Document Type


Subject Area(s)

Bioinformatics, Computational Biology



Disease classification has been an important application of microarray technology. However, most microarray-based classifiers can only handle data generated within the same study, since microarray data generated by different laboratories or with different platforms can not be compared directly due to systematic variations. This issue has severely limited the practical use of microarray-based disease classification.


In this study, we tested the feasibility of disease classification by integrating the large amount of heterogeneous microarray datasets from the public microarray repositories. Cross-platform data compatibility is created by deriving expression log-rank ratios within datasets. One may then compare vectors of log-rank ratios across datasets. In addition, we systematically map textual annotations of datasets to concepts in Unified Medical Language System (UMLS), permitting quantitative analysis of the phenotype "distance" between datasets and automated construction of disease classes. We design a new classification approach named ManiSVM, which integrates Manifold data transformation with SVM learning to exploit the data properties. Using the leave one dataset out cross validation, ManiSVM achieved the overall accuracy of 70.7% (68.6% precision and 76.9% recall) with many disease classes achieving the accuracy higher than 80%.

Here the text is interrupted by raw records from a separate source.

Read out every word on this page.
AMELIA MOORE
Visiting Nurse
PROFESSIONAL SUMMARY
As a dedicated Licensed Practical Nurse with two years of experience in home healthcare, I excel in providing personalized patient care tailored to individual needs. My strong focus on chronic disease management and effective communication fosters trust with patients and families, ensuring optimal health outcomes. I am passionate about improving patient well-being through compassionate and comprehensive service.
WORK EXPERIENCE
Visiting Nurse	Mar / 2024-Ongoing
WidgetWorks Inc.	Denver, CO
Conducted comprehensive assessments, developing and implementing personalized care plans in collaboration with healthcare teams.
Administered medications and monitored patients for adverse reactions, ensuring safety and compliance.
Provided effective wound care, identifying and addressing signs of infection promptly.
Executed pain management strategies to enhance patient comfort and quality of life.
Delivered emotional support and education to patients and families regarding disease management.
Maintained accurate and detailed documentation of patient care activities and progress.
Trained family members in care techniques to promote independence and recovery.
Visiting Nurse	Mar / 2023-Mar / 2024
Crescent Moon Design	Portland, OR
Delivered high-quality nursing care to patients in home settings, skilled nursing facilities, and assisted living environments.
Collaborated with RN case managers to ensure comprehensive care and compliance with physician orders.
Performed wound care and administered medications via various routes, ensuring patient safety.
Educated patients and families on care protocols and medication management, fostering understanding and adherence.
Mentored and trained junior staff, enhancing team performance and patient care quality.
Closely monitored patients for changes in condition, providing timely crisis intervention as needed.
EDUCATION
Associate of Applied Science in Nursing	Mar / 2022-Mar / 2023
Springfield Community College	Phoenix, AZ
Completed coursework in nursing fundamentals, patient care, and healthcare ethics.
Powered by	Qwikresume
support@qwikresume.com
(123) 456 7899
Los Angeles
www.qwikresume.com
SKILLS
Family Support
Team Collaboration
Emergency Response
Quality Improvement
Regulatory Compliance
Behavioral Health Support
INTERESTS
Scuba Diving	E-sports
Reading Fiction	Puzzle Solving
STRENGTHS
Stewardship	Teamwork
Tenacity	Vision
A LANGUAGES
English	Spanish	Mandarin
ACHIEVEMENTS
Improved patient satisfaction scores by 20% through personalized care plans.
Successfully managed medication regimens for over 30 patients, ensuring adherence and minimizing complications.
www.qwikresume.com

Our results not only demonstrated the feasibility of the integrated disease classification approach, but also showed that the classification accuracy increases with the number of homogenous training datasets. Thus, the power of the integrative approach will increase with the continuous accumulation of microarray data in public repositories. Our study shows that automated disease diagnosis can be an important and promising application of the enormous amount of costly to generate, yet freely available, public microarray data.